Tu étais une femme engagée, une militante et une responsable de haut niveau sur le plan politique, associatif, social …
C’est de la nature de cet engagement dont je voudrais dire maintenant quelques mots :
E. MOUNIER disait de l’engagement : « Nous ne nous engageons jamais que dans des combats discutables sur des causes imparfaites. Refuser pour autant l’engagement, c’est refuser la condition humaine ».
Dans tes engagements multiples, tu n’as pas hésité à prendre les risques qu’ils impliquaient, ne pouvant te contenter de regarder passer l‘histoire sans te confronter toi même aux événements d’une époque marquée par de profondes mutations auxquelles tu étais particulièrement sensible.
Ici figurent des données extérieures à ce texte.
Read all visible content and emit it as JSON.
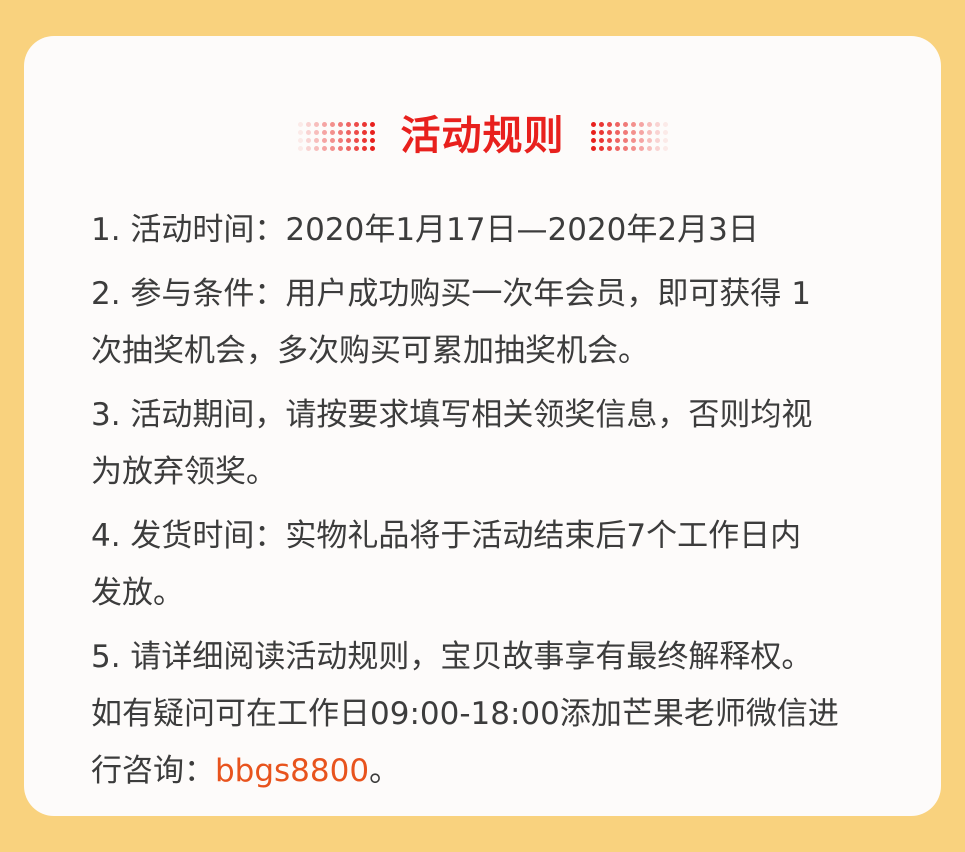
{
  "title": "活动规则",
  "accent_color": "#e8201d",
  "link_color": "#e8531d",
  "rules": [
    {
      "lines": [
        "1. 活动时间：2020年1月17日—2020年2月3日"
      ]
    },
    {
      "lines": [
        "2. 参与条件：用户成功购买一次年会员，即可获得 1",
        "次抽奖机会，多次购买可累加抽奖机会。"
      ]
    },
    {
      "lines": [
        "3. 活动期间，请按要求填写相关领奖信息，否则均视",
        "为放弃领奖。"
      ]
    },
    {
      "lines": [
        "4. 发货时间：实物礼品将于活动结束后7个工作日内",
        "发放。"
      ]
    },
    {
      "lines": [
        "5. 请详细阅读活动规则，宝贝故事享有最终解释权。",
        "如有疑问可在工作日09:00-18:00添加芒果老师微信进"
      ],
      "last_line_prefix": "行咨询：",
      "wechat_id": "bbgs8800",
      "last_line_suffix": "。"
    }
  ]
}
Sur quel terreau s’est développée cette soif d’engagement ? Cette cérémonie religieuse que tu as voulue témoigne de ton attachement à une certaine conception de la religion, non pas comme un ensemble de rites, mais comme la relation entre les hommes. Tu as été une militante avec Serge de la Jeunesse étudiante chrétienne. Ayant eu l’occasion de m’entretenir avec toi de ces questions, tu as su lier laïcité et spiritualité, mettant en œuvre ces propos de Monseigneur DEFOIS : "Le Christ parle de réalités sociales, que ce soit à propos de l’argent, de la religion, du sort des pauvres ou des malades. Il intervient pour redonner un statut à ces gens marginalisés dans la société. Croire en l’Evangile marque notre vie collective et sociale. La foi ne peut être une question de pure intériorité entre Jésus et soi. Croire, c’est aussi vouloir que la société soit autre. Ce n’est pas faire de la politique au sens de la politique politicienne, mais c’est être homme ou femme, chrétien, citoyen dans le monde d’aujourd’hui."
Tu étais plus proche de la traduction du Sermon sur la montagne de l’Eglise de Palestine : « En marche les humiliés, les humbles, les assoiffés de justice, les faiseurs de paix », que le traditionnel « Bienheureux les pauvres ».
Chère Claudette, plutôt que de te dire adieu, je préfère te dire MERCI.